Hätte man diese Geschichte als Plot für eine Serien-Folge über ein kriminelles Milieu verfasst, hätte sie wohl allenfalls auf der Vorabend-Resterampe enden können. Da sie sich aber wirklich ereignet hat, wurde sie nun Gegenstand der BGH-Rechtsprechung und wird vielleicht auch Prüfungsämter wieder über entsprechende Fälle im Examen nachdenken lassen:
Ein wieder in die Freiheit entlassener Strafhäftling musste bei seiner Ankunft in der heimischen Wohnung feststellen, dass in seinem Kellerabteil einige Wertgegenstände fehlten. Sein Verdacht fiel - ob begründet oder nicht - auf seinen Nachbarn, den er daraufhin gemeinsam mit einem Freund in dessen Wohnung aufsuchte und zur Rede stellte. Der Nachbar leugnete dies, was der erzürnte Ex-Häftling mit mehreren Faustschlägen in dessen Gesicht quittierte. Weil der Mann eine stark blutende Platzwunde davontrug, begab sich der vermeintlich Bestohlene - offenbar doch bewegt vom Schicksal des verängstigten Nachbarn - in dessen Badezimmer, um dort ein wenig Toilettenpapier zur Stillung der Blutung zu holen. Dabei entdeckte er das Marken-Fahrrad des Nachbarn, welches dieser dort aufbewahrte. Während er zur Wundversorgung zurückkehrte, wies er seinen Freund an, das Fahrrad mitzunehmen. Weil der nunmehr tatsächlich Bestohlene weitere Schläge fürchtete, erhob er hiergegen keine Einwände.
Nachdem das Landgericht den Haupttäter wegen Raubes in Tateinheit mit Körperverletzung zu einer Freiheitsstrafe von einem Jahr und elf Monaten verurteilt hatte, hob der BGH den Urteilsspruch nun in der Revision auf und verwies die Sache zur neuerlichen Entscheidung zurück. Der 5. Strafsenat war der Ansicht, dass die Kammer fälschlich von einem Raub ausgegangen war, da es hier an der nötigen Drohung fehlte (Beschluss vom 27.08.2024 - 5 StR 403/24).

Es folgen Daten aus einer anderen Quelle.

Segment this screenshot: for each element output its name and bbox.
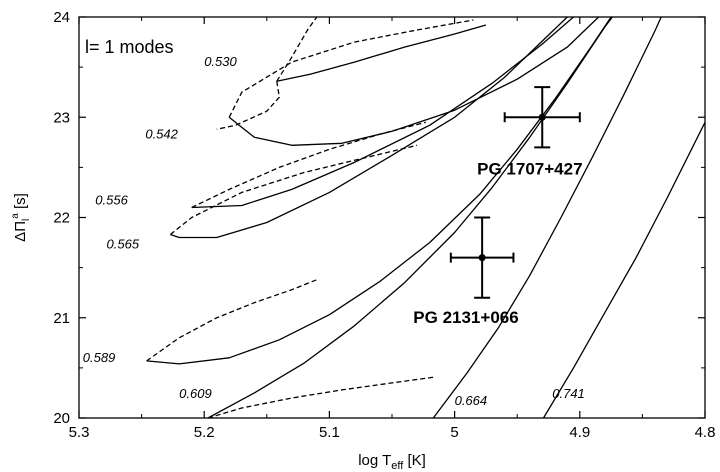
curve-0.542-dashed: [228, 19, 474, 118]
curve-label-0.589: 0.589: [83, 350, 116, 365]
y-axis-label-sub: l: [21, 219, 32, 221]
star-PG 1707+427: PG 1707+427: [477, 86, 583, 178]
curve-label-0.530: 0.530: [204, 54, 237, 69]
curve-0.609-solid: [207, 17, 613, 418]
curve-0.530-dashed: [216, 81, 280, 130]
x-tick-label: 4.8: [695, 424, 716, 441]
star-label: PG 1707+427: [477, 159, 582, 178]
curve-label-0.741: 0.741: [552, 386, 585, 401]
curve-0.741-solid: [542, 122, 705, 418]
ticks-group: 5.3 5.2 5.1 5 4.9 4.8 20 21 22 23 24: [53, 9, 715, 441]
curve-label-0.556: 0.556: [95, 192, 128, 207]
curve-label-0.664: 0.664: [455, 393, 488, 408]
x-tick-label: 5: [450, 424, 458, 441]
curve-0.664-solid: [432, 17, 662, 418]
curve-0.589-solid: [146, 17, 612, 365]
curve-0.556-dashed: [191, 121, 426, 209]
curve-0.542-solid: [228, 17, 600, 146]
curve-0.609-dashed: [207, 376, 436, 418]
plot-frame: [78, 16, 706, 419]
curve-0.530-dashed: [276, 17, 318, 82]
curve-0.530-solid: [276, 24, 487, 82]
y-tick-label: 23: [53, 109, 70, 126]
curve-labels-group: 0.530 0.542 0.556 0.565 0.589 0.609 0.664 0.741: [83, 54, 585, 408]
y-tick-label: 21: [53, 310, 70, 327]
curve-label-0.542: 0.542: [145, 126, 178, 141]
star-point: [478, 254, 486, 262]
y-axis-label-suffix: [s]: [12, 193, 29, 213]
x-axis-label-prefix: log T: [358, 452, 391, 469]
star-label: PG 2131+066: [413, 308, 518, 327]
star-point: [538, 113, 546, 121]
stars-group: PG 1707+427 PG 2131+066: [413, 86, 583, 327]
x-axis-label-subscript: eff: [391, 460, 404, 472]
curve-label-0.565: 0.565: [107, 237, 140, 252]
y-tick-label: 24: [53, 9, 70, 26]
star-PG 2131+066: PG 2131+066: [413, 216, 519, 327]
x-tick-label: 4.9: [569, 424, 590, 441]
curve-label-0.609: 0.609: [179, 386, 212, 401]
curve-0.589-dashed: [146, 279, 318, 362]
y-axis-label-base: ΔΠ: [12, 221, 29, 242]
panel-label: l= 1 modes: [85, 37, 174, 57]
y-axis-label: ΔΠla [s]: [10, 193, 32, 242]
curve-0.556-solid: [191, 17, 574, 209]
x-tick-label: 5.2: [194, 424, 215, 441]
x-tick-label: 5.1: [319, 424, 340, 441]
x-tick-label: 5.3: [69, 424, 90, 441]
y-axis-label-sup: a: [10, 213, 21, 219]
curve-0.565-dashed: [169, 144, 418, 236]
y-tick-label: 22: [53, 210, 70, 227]
y-tick-label: 20: [53, 410, 70, 427]
curve-0.565-solid: [170, 17, 568, 239]
x-axis-label: log Teff [K]: [358, 452, 426, 472]
curves-group: [146, 17, 705, 418]
x-axis-label-suffix: [K]: [403, 452, 426, 469]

BGH: Bloße Einschüchterung des Opfers durch Schläge genügt nicht
Das Landgericht war davon ausgegangen, dass es sich hier um einen Fall der fortwirkenden Gewalt handelte, da der Nachbar aus Furcht vor weiteren Schlägen keinen Widerstand gegen die Wegnahme des Fahrrads geleistet habe. Grundsätzlich erfordert eine Strafbarkeit nach § 249 StGB, dass der Täter, bzw. die Täterin einer Person eine fremde bewegliche Sache zielgerichtet mittels Gewalt oder einer Drohung entwendet. Umstritten ist im Schrifttum seither, wie es zu bewerten ist, wenn es ursprünglich mit einer völlig anderen Zielsetzung zur Anwendung der Gewalt kam, der Täter, bzw. die Täterin aber dann die Situation ausnutzt, um dem Opfer etwas wegzunehmen. Wirkt die Gewalt nun als implizite Drohung fort?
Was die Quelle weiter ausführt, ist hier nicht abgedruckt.